E’ una piccola grande rivoluzione nel mondo della rappresentanza e delle parti sociali. Per la prima volta, dopo nove mesi di trattative serrate e confronto intenso, si vara una serie di testi finalizzati a definire nuove regole per i rapporti di lavoro all’interno delle imprese; a contrastare il fenomeno del dumping contrattuale, che penalizza le imprese rispettose dei diritti dei lavoratori e lede la libera concorrenza; a riconoscere politicamente la rappresentanza, oltre che dell’artigianato, delle piccole imprese fino a 49 dipendenti, qualcosa come 2,9 milioni di imprese con oltre quattro milioni di dipendenti. A sancirlo gli accordi interconfederali sulle linee guida per la riforma degli assetti contrattuali e delle relazioni sindacali, firmati stasera nell’auditorium della CNA, la prima organizzazione italiana dell’artigianato ad aver siglato un accordo con il sindacato nel lontano 1946.
Hanno sottoscritto le intese, da un lato, i vertici delle organizzazioni maggiormente rappresentative dell’artigianato e delle piccole imprese: Daniele Vaccarino, Presidente CNA e Sergio Silvestrini, Segretario generale CNA; Giorgio Merletti, Presidente Confartigianato; Giordano Basso, Presidente Casartigiani e Marco Accornero, Presidente Claai. Dall’altro, per i sindacati dei lavoratori, i Segretari generali di CGIL, CISL e UIL, Susanna Camusso, Annamaria Furlan e Carmelo Barbagallo.
“Questo nuovo modello contrattuale, frutto di un lavoro intenso durato oltre nove mesi, consentirà di rappresentare al meglio gli artigiani e le piccole imprese – ha dichiarato Daniele Vaccarino -. La riduzione del numero dei contratti è indubbiamente un passo decisivo verso la modernizzazione del sistema produttivo italiano. Noi piccoli imprenditori, insieme a tutti i nostri collaboratori, siamo impegnati ogni giorno a far diventare più competitive le imprese, e a farle crescere. Questo accordo con Cgil, Cisl e Uil sono certo che ci fornirà uno strumento utile anche ad agganciare la ripresa economica”.

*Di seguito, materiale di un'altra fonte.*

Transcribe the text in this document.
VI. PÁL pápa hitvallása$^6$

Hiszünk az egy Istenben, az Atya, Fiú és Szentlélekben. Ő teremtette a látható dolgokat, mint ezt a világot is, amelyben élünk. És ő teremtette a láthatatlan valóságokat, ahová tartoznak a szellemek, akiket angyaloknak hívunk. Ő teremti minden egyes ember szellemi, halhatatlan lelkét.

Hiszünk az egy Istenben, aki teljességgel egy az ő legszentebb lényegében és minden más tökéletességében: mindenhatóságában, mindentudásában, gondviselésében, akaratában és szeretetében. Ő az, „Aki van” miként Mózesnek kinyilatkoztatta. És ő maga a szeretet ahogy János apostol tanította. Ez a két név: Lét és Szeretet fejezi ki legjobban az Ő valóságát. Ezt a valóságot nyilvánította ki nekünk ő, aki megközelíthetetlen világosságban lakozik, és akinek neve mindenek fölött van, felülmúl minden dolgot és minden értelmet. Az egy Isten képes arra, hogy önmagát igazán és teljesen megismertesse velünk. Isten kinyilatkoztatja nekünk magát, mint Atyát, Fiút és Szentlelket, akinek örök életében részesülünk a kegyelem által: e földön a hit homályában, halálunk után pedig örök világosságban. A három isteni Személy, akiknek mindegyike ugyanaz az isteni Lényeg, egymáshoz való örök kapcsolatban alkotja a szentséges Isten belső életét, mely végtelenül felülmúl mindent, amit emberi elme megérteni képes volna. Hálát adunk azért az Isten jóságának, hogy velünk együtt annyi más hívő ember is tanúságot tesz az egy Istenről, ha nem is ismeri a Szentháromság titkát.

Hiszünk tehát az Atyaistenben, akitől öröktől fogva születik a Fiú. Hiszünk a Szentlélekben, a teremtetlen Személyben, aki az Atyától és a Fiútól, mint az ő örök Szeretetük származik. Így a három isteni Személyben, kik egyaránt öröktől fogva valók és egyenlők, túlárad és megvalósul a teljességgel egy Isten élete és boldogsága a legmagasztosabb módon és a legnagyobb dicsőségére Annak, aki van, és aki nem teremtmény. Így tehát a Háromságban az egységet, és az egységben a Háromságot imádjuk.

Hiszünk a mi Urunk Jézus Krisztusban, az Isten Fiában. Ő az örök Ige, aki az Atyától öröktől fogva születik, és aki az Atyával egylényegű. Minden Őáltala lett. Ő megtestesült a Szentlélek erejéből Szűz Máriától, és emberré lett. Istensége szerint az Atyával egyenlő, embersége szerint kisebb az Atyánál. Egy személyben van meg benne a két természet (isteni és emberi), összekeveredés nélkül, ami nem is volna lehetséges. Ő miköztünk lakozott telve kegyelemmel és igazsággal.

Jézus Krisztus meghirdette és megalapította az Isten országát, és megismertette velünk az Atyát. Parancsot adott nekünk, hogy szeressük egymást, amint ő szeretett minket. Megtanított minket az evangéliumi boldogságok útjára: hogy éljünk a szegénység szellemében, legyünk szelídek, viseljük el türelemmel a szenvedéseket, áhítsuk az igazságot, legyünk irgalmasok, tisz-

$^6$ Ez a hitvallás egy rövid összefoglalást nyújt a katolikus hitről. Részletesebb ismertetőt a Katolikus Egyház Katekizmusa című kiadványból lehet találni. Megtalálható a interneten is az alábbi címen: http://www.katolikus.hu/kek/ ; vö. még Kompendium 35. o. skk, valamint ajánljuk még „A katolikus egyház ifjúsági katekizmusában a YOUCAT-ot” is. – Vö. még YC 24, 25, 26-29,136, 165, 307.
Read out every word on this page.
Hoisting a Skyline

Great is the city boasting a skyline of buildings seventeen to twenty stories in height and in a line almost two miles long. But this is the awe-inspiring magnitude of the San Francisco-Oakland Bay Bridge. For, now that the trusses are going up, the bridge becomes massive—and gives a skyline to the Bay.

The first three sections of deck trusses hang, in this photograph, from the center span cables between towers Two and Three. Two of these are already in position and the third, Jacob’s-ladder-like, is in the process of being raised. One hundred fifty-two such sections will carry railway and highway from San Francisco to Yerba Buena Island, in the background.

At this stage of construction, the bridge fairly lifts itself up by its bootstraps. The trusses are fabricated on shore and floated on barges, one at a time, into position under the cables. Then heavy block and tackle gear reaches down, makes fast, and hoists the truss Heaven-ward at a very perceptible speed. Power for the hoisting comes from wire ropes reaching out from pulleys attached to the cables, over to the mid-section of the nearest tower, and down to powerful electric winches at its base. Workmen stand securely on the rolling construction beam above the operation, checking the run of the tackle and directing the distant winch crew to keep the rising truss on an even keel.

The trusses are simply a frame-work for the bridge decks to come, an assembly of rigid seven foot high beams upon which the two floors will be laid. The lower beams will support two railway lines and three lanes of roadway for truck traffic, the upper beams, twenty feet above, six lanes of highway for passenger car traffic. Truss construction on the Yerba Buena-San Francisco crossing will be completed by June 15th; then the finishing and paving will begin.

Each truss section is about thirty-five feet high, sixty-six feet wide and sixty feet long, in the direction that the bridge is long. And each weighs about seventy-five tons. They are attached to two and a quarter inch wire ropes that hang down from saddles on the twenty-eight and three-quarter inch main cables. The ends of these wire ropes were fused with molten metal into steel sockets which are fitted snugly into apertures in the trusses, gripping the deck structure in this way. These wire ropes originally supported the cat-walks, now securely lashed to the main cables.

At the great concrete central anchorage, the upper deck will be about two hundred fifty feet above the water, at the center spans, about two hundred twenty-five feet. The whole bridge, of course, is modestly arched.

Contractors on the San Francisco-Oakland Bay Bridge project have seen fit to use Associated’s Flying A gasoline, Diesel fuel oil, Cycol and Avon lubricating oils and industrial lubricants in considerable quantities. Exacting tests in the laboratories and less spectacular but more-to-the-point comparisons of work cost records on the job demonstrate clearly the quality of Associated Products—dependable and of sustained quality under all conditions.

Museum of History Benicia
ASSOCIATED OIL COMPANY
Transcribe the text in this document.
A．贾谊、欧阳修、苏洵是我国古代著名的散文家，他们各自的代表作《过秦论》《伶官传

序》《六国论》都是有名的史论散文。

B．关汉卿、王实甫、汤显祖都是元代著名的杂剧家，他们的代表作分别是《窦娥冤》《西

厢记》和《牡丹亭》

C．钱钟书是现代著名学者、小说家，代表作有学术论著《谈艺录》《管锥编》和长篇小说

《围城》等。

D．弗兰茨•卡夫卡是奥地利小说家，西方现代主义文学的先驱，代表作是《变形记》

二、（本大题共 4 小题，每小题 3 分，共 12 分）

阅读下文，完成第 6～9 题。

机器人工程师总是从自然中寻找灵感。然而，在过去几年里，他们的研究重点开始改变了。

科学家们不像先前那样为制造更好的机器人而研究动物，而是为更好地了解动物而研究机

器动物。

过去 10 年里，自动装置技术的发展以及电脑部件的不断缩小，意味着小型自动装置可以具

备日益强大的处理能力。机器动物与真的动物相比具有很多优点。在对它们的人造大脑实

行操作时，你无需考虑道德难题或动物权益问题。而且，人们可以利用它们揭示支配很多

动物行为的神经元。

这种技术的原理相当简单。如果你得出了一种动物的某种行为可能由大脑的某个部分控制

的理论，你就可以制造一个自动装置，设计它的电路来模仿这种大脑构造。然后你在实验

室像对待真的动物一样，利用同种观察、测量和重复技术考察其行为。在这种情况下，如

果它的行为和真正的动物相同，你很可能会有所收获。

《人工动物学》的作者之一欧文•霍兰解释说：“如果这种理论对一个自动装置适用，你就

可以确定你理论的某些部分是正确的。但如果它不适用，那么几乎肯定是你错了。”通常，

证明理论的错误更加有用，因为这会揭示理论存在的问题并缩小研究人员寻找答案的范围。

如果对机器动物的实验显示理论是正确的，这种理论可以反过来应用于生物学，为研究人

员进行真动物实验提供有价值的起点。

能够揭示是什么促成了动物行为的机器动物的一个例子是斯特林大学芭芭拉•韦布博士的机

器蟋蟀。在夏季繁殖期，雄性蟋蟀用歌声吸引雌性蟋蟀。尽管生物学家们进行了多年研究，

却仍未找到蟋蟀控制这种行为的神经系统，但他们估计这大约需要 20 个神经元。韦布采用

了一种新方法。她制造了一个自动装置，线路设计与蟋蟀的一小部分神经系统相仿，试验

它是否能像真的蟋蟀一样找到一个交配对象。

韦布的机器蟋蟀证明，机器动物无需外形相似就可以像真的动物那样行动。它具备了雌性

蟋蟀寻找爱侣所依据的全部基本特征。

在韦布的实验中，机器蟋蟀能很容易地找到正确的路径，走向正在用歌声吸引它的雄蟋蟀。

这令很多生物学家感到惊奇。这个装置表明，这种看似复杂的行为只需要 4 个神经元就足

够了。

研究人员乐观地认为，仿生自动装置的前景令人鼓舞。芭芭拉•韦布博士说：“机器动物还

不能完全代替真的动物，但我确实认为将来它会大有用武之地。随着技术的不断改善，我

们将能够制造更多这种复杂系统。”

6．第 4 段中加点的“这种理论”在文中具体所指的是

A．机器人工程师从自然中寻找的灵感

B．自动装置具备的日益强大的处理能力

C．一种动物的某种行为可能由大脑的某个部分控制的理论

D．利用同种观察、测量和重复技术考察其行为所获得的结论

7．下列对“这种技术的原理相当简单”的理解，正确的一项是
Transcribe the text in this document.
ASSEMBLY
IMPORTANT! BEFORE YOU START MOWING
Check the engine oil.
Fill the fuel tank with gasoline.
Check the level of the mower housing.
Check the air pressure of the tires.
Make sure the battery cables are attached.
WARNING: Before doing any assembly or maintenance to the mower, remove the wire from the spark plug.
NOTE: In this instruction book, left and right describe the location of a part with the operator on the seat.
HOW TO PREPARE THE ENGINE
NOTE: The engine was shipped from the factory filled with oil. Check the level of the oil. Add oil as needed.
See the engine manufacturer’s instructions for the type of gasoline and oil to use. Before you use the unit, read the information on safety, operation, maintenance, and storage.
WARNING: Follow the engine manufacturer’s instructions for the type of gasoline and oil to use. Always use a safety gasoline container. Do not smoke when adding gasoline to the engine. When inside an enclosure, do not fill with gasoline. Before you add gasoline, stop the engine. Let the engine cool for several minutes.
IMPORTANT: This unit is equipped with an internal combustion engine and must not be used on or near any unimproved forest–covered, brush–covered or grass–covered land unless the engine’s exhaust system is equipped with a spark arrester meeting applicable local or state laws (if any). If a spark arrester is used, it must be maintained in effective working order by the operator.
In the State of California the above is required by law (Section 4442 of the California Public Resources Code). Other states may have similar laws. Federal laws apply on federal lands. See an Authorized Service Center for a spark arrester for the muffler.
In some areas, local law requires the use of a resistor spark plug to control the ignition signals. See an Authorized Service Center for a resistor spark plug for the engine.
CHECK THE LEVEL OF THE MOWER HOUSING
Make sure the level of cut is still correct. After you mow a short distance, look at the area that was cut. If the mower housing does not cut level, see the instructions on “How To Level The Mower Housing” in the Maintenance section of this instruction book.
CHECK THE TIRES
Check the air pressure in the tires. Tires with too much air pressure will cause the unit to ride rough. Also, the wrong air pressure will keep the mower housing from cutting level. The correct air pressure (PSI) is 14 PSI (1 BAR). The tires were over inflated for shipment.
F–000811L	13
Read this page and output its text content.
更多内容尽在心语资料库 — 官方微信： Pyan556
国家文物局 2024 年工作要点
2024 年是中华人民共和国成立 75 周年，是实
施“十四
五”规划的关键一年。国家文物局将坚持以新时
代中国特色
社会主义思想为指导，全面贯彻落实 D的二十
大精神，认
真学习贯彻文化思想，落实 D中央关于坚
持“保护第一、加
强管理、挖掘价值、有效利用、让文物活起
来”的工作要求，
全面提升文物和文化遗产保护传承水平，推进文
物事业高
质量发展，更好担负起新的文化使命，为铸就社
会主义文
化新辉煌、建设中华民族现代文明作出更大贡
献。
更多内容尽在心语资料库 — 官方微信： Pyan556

Nucleo delle linee guida è la convinzione che la ripresa del sistema produttivo italiano debba necessariamente passare per il rilancio della competitività. Per raggiungere tale obiettivo l’intesa attribuisce alle parti sociali un ruolo centrale, garantendo alle relazioni sindacali maggiore snellezza.
I contratti collettivi nazionali di lavoro passano da nove a quattro: si riferiscono alle macro aree manifatturiero, servizi, edilizia e autotrasporto. I livelli di contrattazione rimangono due, inscindibili tra di loro: il nazionale, che garantisce trattamenti economici e normativi comuni; il territoriale/aziendale, che può modificare parzialmente anche quanto previsto a livello nazionale, per rispondere in maniera più efficace alle esigenze di imprese e lavoratori.
L’accordo rafforza il sistema della bilateralità su materie quali ammortizzatori sociali, formazione continua, welfare e sanità integrativa, salute e sicurezza.
Per quanto riguarda la rappresentanza, per la prima volta nel comparto, sarà sottoscritta un’intesa per misurare la rappresentatività e confermare il peso della rappresentanza ai sindacati di settore. I firmatari si riconoscono reciprocamente, nell’ambito delle imprese del comparto e dei loro lavoratori, quali soggetti maggiormente rappresentativi.
L’accordo sulla detassazione è finalizzato a potenziare gli elementi utili a incrementare la produttività, riconoscendo una minore incidenza della tassazione a carico dei lavoratori sulle somme percepite a titolo di premio. Avviata in modo strutturale e con logica innovativa a partire dal 2016, rafforzata dalla Legge di Bilancio 2017, la detassazione si inserisce nella strategia complessiva del Jobs Act, una riforma che sta completamente cambiando il mercato del lavoro.